As queers often recollect about themselves, I always knew I was different and that my school and Christian community disliked those who were different, including the mysterious and notorious homosexuals. Yet, here in a video game, a young female named Terra was being persecuted both by society and the government for being different- in this case, she was ostracized for her magical abilities. While I myself didn’t have magical abilities (and still don’t, dammit!), I felt a sympathy for this characters as I myself was quite unpopular in my class for being the “different kid.” As the story progressed, Terra meets other societal outcasts – punks, rebels, disgraced soldiers – and in a game strife with metaphor that commented on genocide, miscegenation, totalitarian governments, and war, I would realize years later that Final Fantasy III taught me a very important lesson. It was ok, maybe even essential to be different/queer/that “notorious other,” because the world needs people like us to challenge the status quo. If Terra and her friends taught me that, then Samus Aran taught me what a feminist looks like, that is, if she lived in the future and was a bounty hunter in outer space.

Metroid was a game back in the late 80s on the NES that was quite impactful on the gaming scene. It’s challenging, non-linear gameplay was a fresh idea, and it offered multiple surprises within each game screen. It also featured a compelling mission – you play as a bounty hunter in space who is on Planet Zebes to destroy an evil alien race and save the universe. Pretty standard archetypal plot stuff, but it was the ending of the game that was the big shocker. Upon the completion of Metroid, Samus Aran’s space suit comes off and Aran is revealed to be a woman. This solidified Samus Aran as the first major female video game action star.

Samus Aran’s reveal certainly created a sort of cognitive dissonance for players. Her suit is rather masculine, complete with muscly components that suggest a man. It is safe to assume that most people assumed they were playing a man. Thus, when the game reveals to the player that they in fact have been playing a bad-ass woman, Nintendo did something for gamers. It allowed them to be a powerful assertive woman. I first encountered Samus Aran on her Super NES title Super Metroid (games went with quite the superlatives back in the day), and was surprised myself to find that the powerful character I was playing was a woman- someone I was not in real life.

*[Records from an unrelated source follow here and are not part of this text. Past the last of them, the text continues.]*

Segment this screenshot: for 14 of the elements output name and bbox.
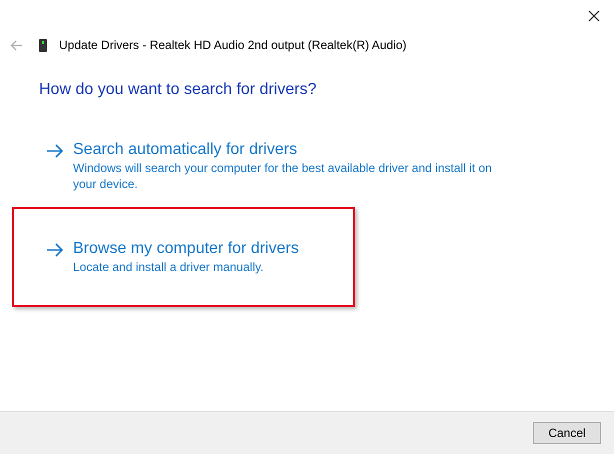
highlighted-option[interactable]: Browse my computer for drivers Locate and install a driver manually. — [12, 207, 355, 307]
arrow-icon — [47, 144, 64, 158]
option-title: Browse my computer for drivers — [73, 239, 299, 259]
option-description: Locate and install a driver manually. — [73, 259, 265, 275]
option-title: Search automatically for drivers — [73, 140, 298, 160]
heading: How do you want to search for drivers? — [38, 80, 318, 100]
close-icon — [588, 10, 600, 22]
cancel-button[interactable]: Cancel — [533, 422, 601, 444]
window-title: Update Drivers - Realtek HD Audio 2nd output (Realtek(R) Audio) — [59, 37, 406, 54]
device-icon — [39, 38, 47, 52]
option-description: Windows will search your computer for the best available driver and install it on your device. — [73, 160, 493, 192]
back-arrow-icon — [10, 40, 22, 50]
option-link[interactable]: Search automatically for drivers Windows will search your computer for the best available driver and install it on your device. — [12, 138, 532, 194]
arrow-icon — [47, 243, 64, 257]
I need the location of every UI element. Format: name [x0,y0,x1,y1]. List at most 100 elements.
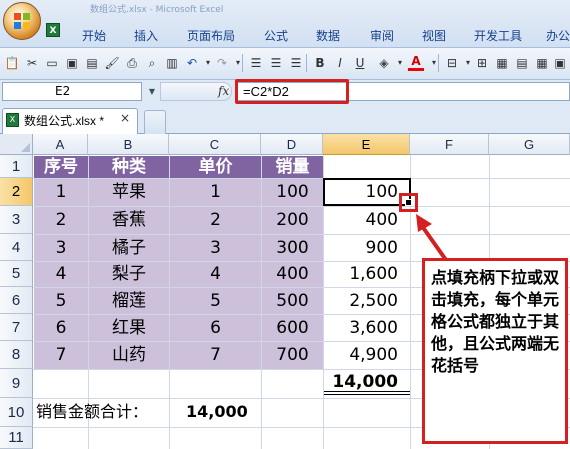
header-cell-price[interactable]: 单价 [170,156,261,178]
tab-data[interactable]: 数据 [306,26,350,46]
index-cell[interactable]: 6 [34,315,88,341]
fill-dropdown-icon[interactable]: ▾ [392,55,408,71]
column-header-g[interactable]: G [489,134,570,155]
active-cell-selection[interactable] [323,178,411,206]
office-button[interactable] [3,2,41,40]
amount-cell[interactable]: 2,500 [323,288,410,314]
tab-review[interactable]: 审阅 [360,26,404,46]
index-cell[interactable]: 1 [34,179,88,206]
save-icon[interactable]: ▣ [64,55,80,71]
bold-icon[interactable]: B [312,55,328,71]
type-cell[interactable]: 红果 [89,315,169,341]
font-color-icon[interactable]: A [408,55,424,71]
index-cell[interactable]: 4 [34,262,88,287]
amount-cell[interactable]: 1,600 [323,262,410,287]
type-cell[interactable]: 山药 [89,342,169,369]
align-right-icon[interactable]: ☰ [288,55,304,71]
tab-developer[interactable]: 开发工具 [466,26,530,46]
header-cell-type[interactable]: 种类 [89,156,169,178]
amount-cell[interactable]: 3,600 [323,315,410,341]
amount-cell[interactable]: 900 [323,235,410,261]
border-icon[interactable]: ⊟ [444,55,460,71]
qty-cell[interactable]: 300 [262,235,323,261]
header-cell-index[interactable]: 序号 [34,156,88,178]
index-cell[interactable]: 2 [34,207,88,234]
align-center-icon[interactable]: ☰ [268,55,284,71]
sheet-icon[interactable]: ▤ [514,55,530,71]
amount-cell[interactable]: 400 [323,207,410,234]
tab-page-layout[interactable]: 页面布局 [180,26,242,46]
column-header-c[interactable]: C [169,134,261,155]
align-left-icon[interactable]: ☰ [248,55,264,71]
type-cell[interactable]: 梨子 [89,262,169,287]
new-tab-button[interactable] [144,110,166,134]
redo-dropdown-icon[interactable]: ▾ [230,55,246,71]
new-icon[interactable]: ▭ [44,55,60,71]
tab-formulas[interactable]: 公式 [254,26,298,46]
type-cell[interactable]: 苹果 [89,179,169,206]
print-icon[interactable]: ⎙ [124,55,140,71]
type-cell[interactable]: 榴莲 [89,288,169,314]
row-header-5[interactable]: 5 [0,261,33,287]
tab-view[interactable]: 视图 [412,26,456,46]
summary-label[interactable]: 销售金额合计： [36,402,148,422]
fill-color-icon[interactable]: ◈ [376,55,392,71]
row-header-3[interactable]: 3 [0,206,33,234]
insert-icon[interactable]: ▦ [534,55,550,71]
row-header-1[interactable]: 1 [0,155,33,178]
merge-icon[interactable]: ⊞ [474,55,490,71]
price-cell[interactable]: 4 [170,262,261,287]
format-painter-icon[interactable]: 🖌 [104,55,120,71]
index-cell[interactable]: 3 [34,235,88,261]
total-cell[interactable]: 14,000 [323,369,410,392]
row-header-7[interactable]: 7 [0,314,33,341]
qty-cell[interactable]: 700 [262,342,323,369]
paste-icon[interactable]: 📋 [4,55,20,71]
print-preview-icon[interactable]: ▤ [84,55,100,71]
amount-cell[interactable]: 4,900 [323,342,410,369]
column-header-f[interactable]: F [410,134,489,155]
redo-icon[interactable]: ↷ [214,55,230,71]
price-cell[interactable]: 6 [170,315,261,341]
qty-cell[interactable]: 500 [262,288,323,314]
cut-icon[interactable]: ✂ [24,55,40,71]
excel-quick-icon[interactable]: X [46,23,60,37]
row-header-6[interactable]: 6 [0,287,33,314]
column-header-e[interactable]: E [323,134,410,155]
row-header-9[interactable]: 9 [0,369,33,398]
wrap-icon[interactable]: ▦ [494,55,510,71]
qty-cell[interactable]: 200 [262,207,323,234]
row-header-2[interactable]: 2 [0,178,33,206]
qty-cell[interactable]: 100 [262,179,323,206]
italic-icon[interactable]: I [332,55,348,71]
insert-function-icon[interactable]: fx [218,84,229,98]
select-all-corner[interactable] [0,134,33,155]
name-box-dropdown-icon[interactable]: ▼ [146,84,158,99]
undo-icon[interactable]: ↶ [184,55,200,71]
underline-icon[interactable]: U [352,55,368,71]
name-box[interactable]: E2 [2,82,142,101]
row-header-10[interactable]: 10 [0,398,33,427]
price-cell[interactable]: 5 [170,288,261,314]
price-cell[interactable]: 1 [170,179,261,206]
column-header-b[interactable]: B [88,134,169,155]
price-cell[interactable]: 2 [170,207,261,234]
tab-home[interactable]: 开始 [72,26,116,46]
row-header-11[interactable]: 11 [0,427,33,449]
qty-cell[interactable]: 600 [262,315,323,341]
column-header-d[interactable]: D [261,134,323,155]
chart-icon[interactable]: ▥ [164,55,180,71]
column-header-a[interactable]: A [33,134,88,155]
font-color-dropdown-icon[interactable]: ▾ [426,55,442,71]
qty-cell[interactable]: 400 [262,262,323,287]
zoom-icon[interactable]: ⌕ [144,55,160,71]
tab-insert[interactable]: 插入 [124,26,168,46]
summary-value[interactable]: 14,000 [186,402,248,422]
type-cell[interactable]: 香蕉 [89,207,169,234]
close-icon[interactable]: × [120,111,130,125]
type-cell[interactable]: 橘子 [89,235,169,261]
row-header-8[interactable]: 8 [0,341,33,369]
header-cell-qty[interactable]: 销量 [262,156,323,178]
index-cell[interactable]: 7 [34,342,88,369]
price-cell[interactable]: 3 [170,235,261,261]
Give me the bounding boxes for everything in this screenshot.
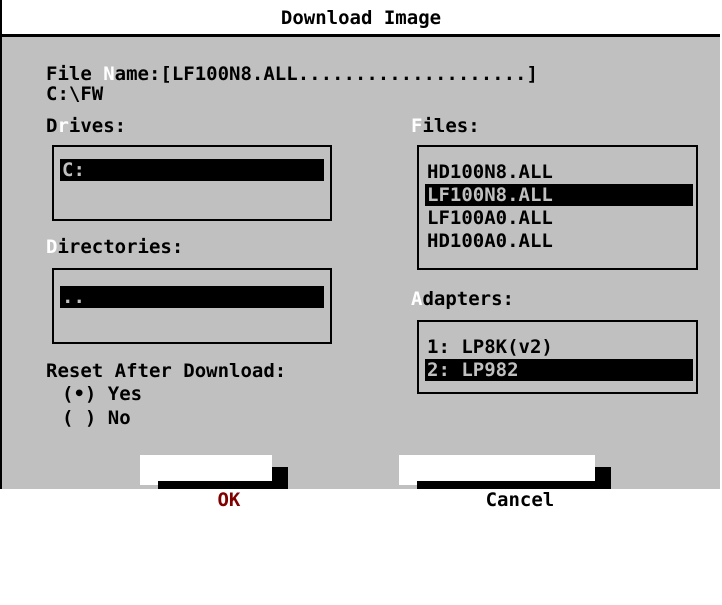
radio-yes-marker[interactable]: (•)	[62, 383, 96, 405]
reset-after-download-label: Reset After Download:	[46, 360, 287, 382]
drives-label-prefix: D	[46, 115, 58, 137]
drives-label: Drives:	[46, 116, 126, 136]
adapters-listbox[interactable]: 1: LP8K(v2) 2: LP982	[417, 320, 698, 394]
ok-button-shadow-side	[272, 467, 288, 489]
file-item[interactable]: HD100A0.ALL	[425, 230, 693, 252]
file-name-label-suffix: ame:	[114, 63, 161, 85]
current-path: C:\FW	[46, 83, 104, 105]
cancel-button-shadow	[417, 481, 611, 489]
ok-button-label: OK	[217, 489, 241, 511]
files-label: Files:	[411, 116, 480, 136]
radio-no-label: No	[107, 407, 131, 429]
adapters-label: Adapters:	[411, 289, 514, 309]
directories-label: Directories:	[46, 237, 183, 257]
dialog-title: Download Image	[2, 0, 720, 37]
radio-yes[interactable]: (•) Yes	[62, 384, 142, 404]
adapter-item[interactable]: 2: LP982	[425, 359, 693, 381]
files-hotkey: F	[411, 115, 423, 137]
adapter-item[interactable]: 1: LP8K(v2)	[425, 336, 693, 358]
files-listbox[interactable]: HD100N8.ALL LF100N8.ALL LF100A0.ALL HD10…	[417, 145, 698, 270]
files-label-suffix: iles:	[422, 115, 480, 137]
file-item[interactable]: HD100N8.ALL	[425, 161, 693, 183]
radio-no[interactable]: ( ) No	[62, 408, 131, 428]
directory-item[interactable]: ..	[60, 286, 324, 308]
directories-listbox[interactable]: ..	[52, 268, 332, 344]
drives-listbox[interactable]: C:	[52, 145, 332, 221]
file-name-fill: ....................]	[297, 63, 538, 85]
ok-button[interactable]: OK	[140, 455, 288, 511]
radio-yes-label: Yes	[107, 383, 143, 405]
directories-hotkey: D	[46, 236, 58, 258]
directories-label-suffix: irectories:	[57, 236, 184, 258]
drives-label-suffix: ives:	[68, 115, 127, 137]
file-name-label-prefix: File	[46, 63, 104, 85]
drive-item[interactable]: C:	[60, 159, 324, 181]
cancel-button[interactable]: Cancel	[399, 455, 611, 511]
radio-no-marker[interactable]: ( )	[62, 407, 96, 429]
drives-hotkey: r	[57, 115, 69, 137]
ok-button-shadow	[158, 481, 288, 489]
adapters-label-suffix: dapters:	[422, 288, 514, 310]
file-name-value[interactable]: [LF100N8.ALL	[160, 63, 297, 85]
download-image-dialog: Download Image File Name:[LF100N8.ALL...…	[0, 0, 720, 511]
file-name-field[interactable]: File Name:[LF100N8.ALL..................…	[46, 64, 538, 84]
cancel-button-label: Cancel	[485, 489, 555, 511]
file-item[interactable]: LF100N8.ALL	[425, 184, 693, 206]
file-item[interactable]: LF100A0.ALL	[425, 207, 693, 229]
cancel-button-shadow-side	[595, 467, 611, 489]
file-name-hotkey: N	[103, 63, 115, 85]
adapters-hotkey: A	[411, 288, 423, 310]
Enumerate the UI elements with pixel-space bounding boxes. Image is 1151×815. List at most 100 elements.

I am very much interested that games allow people to play characters that they are not in their own lives. Look at the popularity of Everquest, World of Warcraft and other massively multiplayer online RPGs. These games offer something reality doesn’t provide. Metroid allowed me to play as a woman and be a woman. I was not the most masculine kiddo, and back then, that game gave my Barbies a new life. Now instead of Disney princesses, they were action heroes saving planets and galaxies alongside Terra and her crew.

Fiction of all sorts reveals to us who we are. Video games certainly did that for me, especially as I got older. The epic stories in RPGs created a sympathetic, sensitive side within me for the disenfranchised. It was part of the path to my coming out as gay. Even if the world presses against us, like it did to Samus Aran and Terra, we’ll still fight to make it a better place. And hey, we might even be the ones to save it.